Читаем Том 5 полностью

А ранняя темнота заволакивала улицу, металлически пахло инеем, гарью бумажного пепла, который сыпался и сыпался в воздухе, и красноватое зарево пожара в центре растекалось над заборами, черно выделяя сеть нагих ветвей.


Глава девятая


В дверь позвонили.

Васильев сказал рассеянно: «Пожалуй, на сегодня кончим», — и положил палитру на стол, отомкнул замок (он запирался во время работы) — и в мастерскую, стуча каблуками сапожек, вошла Виктория, в монгольской дубленке, отороченной белым мехом, и внятно запахло уличным ветерком, свежестью утреннего морозца. Она холодными губами поцеловала отца в небритую щеку, взглянула темно-серыми, Марииными, глазами на Щеглова, позирующего в кресле, сказала:

— Здравствуй, па, здравствуйте, дя!

Эдуард Аркадьевич чрезвычайно проворно вскочил, выражая восхищение, любовь, рыцарскую преданность, и летящей балетной походкой, мелькая зелеными безупречно узкими брюками, восторженно подбежал к Виктории, принялся растроганно целовать ей руки, приговаривая при этом журчащим голосом:

— Красавица моя, золотце мое, бесподобное сокровище, самая чудесная наша умница в мире! Ну, что сделать для тебя, жар-птица, золотой башмачок отыскать, коня на ходу остановить, в горящую избу войти?

— Перестаньте, дядя, — засмеялась Виктория, высвобождая руки. — Если я попрошу у вас сейчас двести рублей, то вы достанете портмоне, ахнете и скажете: к сожалению, мой кошелек чист, как моя совесть. Правда? Но все равно я вас люблю, дя, за вашу безалаберность!

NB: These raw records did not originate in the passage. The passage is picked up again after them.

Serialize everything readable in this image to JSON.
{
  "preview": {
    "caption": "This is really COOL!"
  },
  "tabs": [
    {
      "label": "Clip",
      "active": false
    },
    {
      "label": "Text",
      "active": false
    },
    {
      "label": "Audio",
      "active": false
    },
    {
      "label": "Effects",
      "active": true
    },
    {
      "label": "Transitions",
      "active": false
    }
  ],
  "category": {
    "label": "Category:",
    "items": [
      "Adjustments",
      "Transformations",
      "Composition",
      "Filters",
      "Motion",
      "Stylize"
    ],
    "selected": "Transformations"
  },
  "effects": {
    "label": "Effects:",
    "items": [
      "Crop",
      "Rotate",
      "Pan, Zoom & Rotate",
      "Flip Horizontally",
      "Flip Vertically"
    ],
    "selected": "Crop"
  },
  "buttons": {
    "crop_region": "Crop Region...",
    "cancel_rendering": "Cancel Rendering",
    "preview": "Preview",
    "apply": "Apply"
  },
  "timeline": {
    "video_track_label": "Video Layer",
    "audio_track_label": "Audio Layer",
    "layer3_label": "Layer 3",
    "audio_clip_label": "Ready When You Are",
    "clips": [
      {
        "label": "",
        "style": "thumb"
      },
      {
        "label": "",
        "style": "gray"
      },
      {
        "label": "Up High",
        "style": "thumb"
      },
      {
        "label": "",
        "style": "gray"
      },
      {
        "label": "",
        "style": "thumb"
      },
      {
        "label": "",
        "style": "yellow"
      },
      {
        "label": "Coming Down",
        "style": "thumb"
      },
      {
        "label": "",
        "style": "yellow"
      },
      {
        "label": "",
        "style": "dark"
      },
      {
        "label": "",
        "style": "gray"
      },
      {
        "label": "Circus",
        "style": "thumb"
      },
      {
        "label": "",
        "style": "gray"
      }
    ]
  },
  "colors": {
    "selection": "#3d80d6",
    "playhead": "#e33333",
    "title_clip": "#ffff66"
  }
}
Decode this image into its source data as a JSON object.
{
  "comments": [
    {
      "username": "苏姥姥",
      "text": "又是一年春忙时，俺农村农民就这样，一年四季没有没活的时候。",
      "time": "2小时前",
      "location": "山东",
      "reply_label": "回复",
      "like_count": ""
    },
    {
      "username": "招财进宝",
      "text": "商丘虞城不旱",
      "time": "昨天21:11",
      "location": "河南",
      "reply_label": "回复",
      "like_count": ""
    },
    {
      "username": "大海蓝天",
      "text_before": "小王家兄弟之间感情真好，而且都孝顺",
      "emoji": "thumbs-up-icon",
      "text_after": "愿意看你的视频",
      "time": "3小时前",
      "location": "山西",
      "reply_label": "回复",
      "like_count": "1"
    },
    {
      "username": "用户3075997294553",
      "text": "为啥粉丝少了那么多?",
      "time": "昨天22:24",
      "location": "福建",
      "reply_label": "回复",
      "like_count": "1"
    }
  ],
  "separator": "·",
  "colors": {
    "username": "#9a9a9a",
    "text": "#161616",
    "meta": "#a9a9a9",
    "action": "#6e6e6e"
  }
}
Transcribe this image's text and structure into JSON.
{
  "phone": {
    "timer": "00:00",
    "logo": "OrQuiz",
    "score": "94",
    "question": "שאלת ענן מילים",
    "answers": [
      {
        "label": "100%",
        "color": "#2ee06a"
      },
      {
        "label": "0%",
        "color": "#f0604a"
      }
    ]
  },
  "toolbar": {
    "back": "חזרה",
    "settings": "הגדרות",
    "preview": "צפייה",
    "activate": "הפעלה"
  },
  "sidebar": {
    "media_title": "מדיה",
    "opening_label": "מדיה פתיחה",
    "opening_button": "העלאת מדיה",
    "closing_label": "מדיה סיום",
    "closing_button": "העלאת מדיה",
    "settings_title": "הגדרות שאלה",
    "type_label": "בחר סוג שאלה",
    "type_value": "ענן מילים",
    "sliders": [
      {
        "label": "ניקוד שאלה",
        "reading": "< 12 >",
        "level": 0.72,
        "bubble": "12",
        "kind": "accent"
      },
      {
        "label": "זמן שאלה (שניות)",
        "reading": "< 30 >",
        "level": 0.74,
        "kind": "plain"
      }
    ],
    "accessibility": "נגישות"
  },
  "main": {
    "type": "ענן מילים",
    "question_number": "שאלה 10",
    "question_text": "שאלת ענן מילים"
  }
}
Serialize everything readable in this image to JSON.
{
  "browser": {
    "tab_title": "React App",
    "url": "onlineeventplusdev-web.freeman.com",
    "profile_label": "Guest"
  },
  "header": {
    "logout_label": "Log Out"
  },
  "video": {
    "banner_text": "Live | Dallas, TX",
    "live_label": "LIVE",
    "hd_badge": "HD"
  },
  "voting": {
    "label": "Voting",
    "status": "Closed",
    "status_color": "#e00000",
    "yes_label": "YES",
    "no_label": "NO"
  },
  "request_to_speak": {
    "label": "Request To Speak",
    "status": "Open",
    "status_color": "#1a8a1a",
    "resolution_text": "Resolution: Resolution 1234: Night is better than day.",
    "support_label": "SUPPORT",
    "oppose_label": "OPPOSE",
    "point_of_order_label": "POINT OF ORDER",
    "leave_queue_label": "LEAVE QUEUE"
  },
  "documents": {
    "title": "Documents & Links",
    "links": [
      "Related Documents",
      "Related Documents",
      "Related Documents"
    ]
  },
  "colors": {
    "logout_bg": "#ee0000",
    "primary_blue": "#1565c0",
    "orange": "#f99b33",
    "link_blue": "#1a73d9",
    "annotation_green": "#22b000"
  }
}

— Королева моя, жемчужинка моя, радость моя, я всегда виноват и всегда безденежен, аки собака, — смиренно прожурчал Эдуард Аркадьевич и сделал жест горчайшего сожаления. — Сам бы прерадостно занял некоторую сумму, да звание и годы, миленькая, не позволяют. Ну-с! — И он еще более оживился, закряхтел, сладострастно замычал, схватил обеими руками тонкую кисть Виктории, начал нежно клевать ее носом, показывая бледную лысину с щегольским мастерством начесанными от уха до уха волосами. — Я умчался, я исчезаю, я улетучиваюсь, ибо запаздываю на репетицию, где будет крупнейший разговор с одной актрисулей, сущей ведьмочкой, прости господи. Голубушке под шестьдесят, старость давно мельтешит в окошке, а она, старая кочерыжка, все норовит, все рвется, старая перечница, двадцатилетнюю сыграть. Не сыграешь, не сыграешь на балалайке, коли сковородка в руках. Владимир Алексеевич, я вас горячо целую!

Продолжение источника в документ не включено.